Edwards yesterday unveiled his plan for veterans with Post Traumatic Stress Disorder. "Under Edwards' plan, veterans could seek counseling for post-traumatic stress disorder outside the Veterans Health Administration system; the number of counselors would increase; and family members would be employed to identify cases of PTSD."
Edwards is still focusing on Nevada -- more so than some think, and he's got pretty good non-Vegas support in the state.
GORE: Any Democratic hope of Al Gore jumping into the presidential race are now dashed with the news that the Nobel Peace Prize winner has taken a job with a Silicon Valley venture capital firm.
OBAMA: The Washington Post profiles the Illinois senator. "Those who know Sen. Barack Obama best swear that this is nothing new: Trailing a powerful name in politics, hurrying to build an organization from scratch, struggling to overcome skepticism that he will ever catch up. 'You know what? The same thing in the U.S. Senate race,' Michelle Obama said of her husband in a recent interview. 'The exact same scenario. This is Barack's political career.'"

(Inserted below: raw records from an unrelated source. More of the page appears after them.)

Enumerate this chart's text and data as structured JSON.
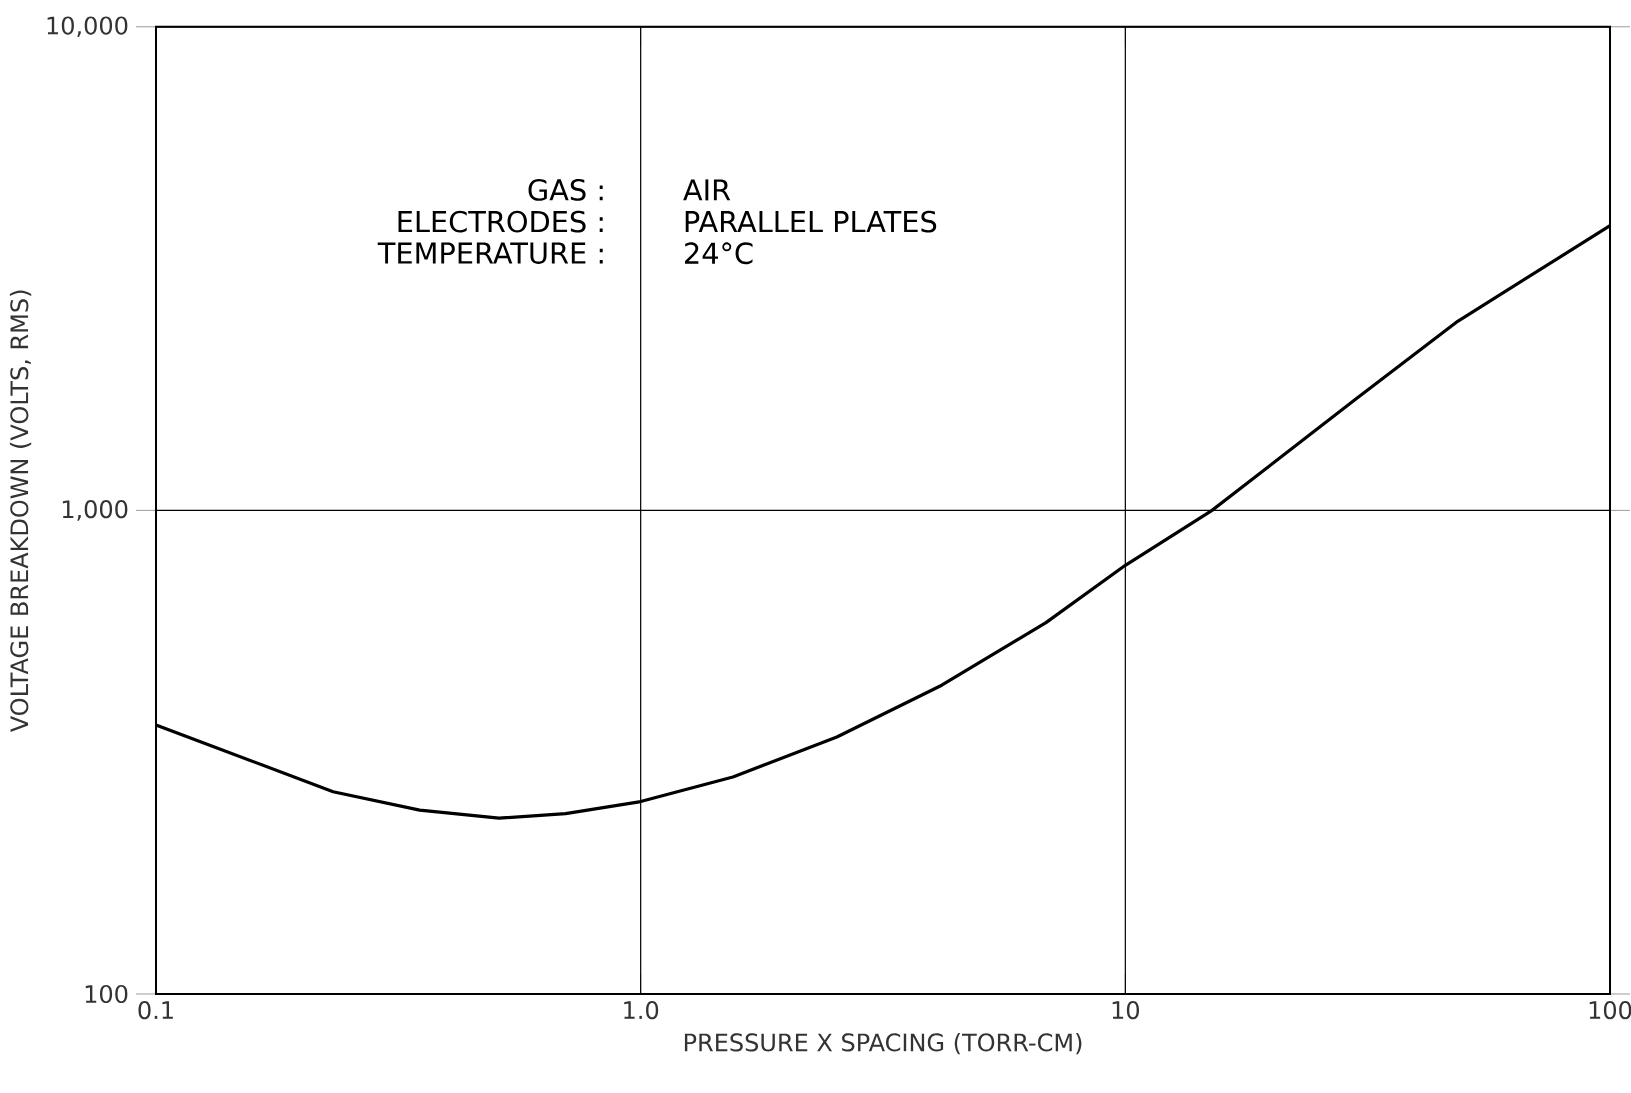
{
  "chart_data": {
    "type": "line",
    "xlabel": "PRESSURE X SPACING (TORR-CM)",
    "ylabel": "VOLTAGE BREAKDOWN (VOLTS, RMS)",
    "log": "xy",
    "grid": true,
    "marker": "none",
    "line_style": "solid",
    "xlim": [
      0.1,
      100
    ],
    "ylim": [
      100,
      10000
    ],
    "xticks": [
      0.1,
      {
        "value": 1,
        "label": "1.0"
      },
      10,
      100
    ],
    "yticks": [
      100,
      {
        "value": 1000,
        "label": "1,000"
      },
      {
        "value": 10000,
        "label": "10,000"
      }
    ],
    "annotations": [
      "GAS :",
      "AIR",
      "ELECTRODES :",
      "PARALLEL PLATES",
      "TEMPERATURE :",
      "24°C"
    ],
    "series": [
      {
        "color": "#000000",
        "x": [
          0.1,
          0.232,
          0.35,
          0.51,
          0.7,
          1.0,
          1.55,
          2.54,
          4.18,
          6.86,
          10,
          15.1,
          29.9,
          48.5,
          100
        ],
        "values": [
          360,
          262,
          240,
          231,
          236,
          250,
          281,
          340,
          435,
          586,
          770,
          1000,
          1700,
          2460,
          3880
        ]
      }
    ]
  }
}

More: "Yet one of the singular aspects of Obama's rapid political rise is that he accomplished it without becoming controversial, without being bloodied -- indeed, with hardly a scratch, even in rough-and-tumble Chicago, one of America's most famously political cities. He cut a path largely independent of the Democratic machine, its ward bosses and its byzantine rules of succession. Apart from one disastrous decision to run for Congress, he advanced with strong campaigns and some fortuitous implosions by his rivals."
Per the Union Leader, Obama "vowed to end the war in Iraq within 16 months, refocus the military on the fight with al-Qaeda and engage in diplomacy with enemies of the United States. 'Not only do I want to end the war in Iraq, I want to end the mindset that got us there,' he said."
The AP looks at Obama's role in getting death penalty laws changed in Illinois. "Enactment of the 2003 law was a huge political achievement in a state that had been deeply divided over problems with capital punishment. Obama was at the center of the emotional debate. Legislators and lobbyists who worked with him describe a lawmaker who was personally involved, refused to abandon some needed changes but also demanded compromises from both law enforcement and death penalty critics."
In an interview on MSNBC, Michelle Obama told Mika Brzezinski that "black America will wake up and get it," predicting that the surveys showing lackluster African American support for Obama are "not going to hold." Also, after Barack Obama's success at Saturday's Iowa Democratic Party dinner and a Sunday appearance on Meet the Press, his campaign is capitalizing on the recent gains over Clinton, setting an $850,000 Internet fundraising goal.
Per NBC's Andy Merten, while Obama delivered a toned-down version of his anti-Washington establishment jabs at Hillary Clinton while speaking to reporters yesterday, Obama strategist David Axelrod repeated some of the campaign's charges on MSNBC's Hardball last night. "Senator Clinton is a very, very proficient politician," he told host Chris Matthews, adding: "They're running a textbook campaign, but it's a campaign that's designed to get you through an election -- it's not designed to bring the country together; it's not designed to solve problems."
Axelrod also poked fun at Hillary's newfound "Turn Up the Heat" slogan, saying of his candidate's enthusiastic reception at Saturday's Jefferson-Jackson dinner: "This is the change people are looking for. Not a slogan but real, fundamental change, and how our leaders approach these problems."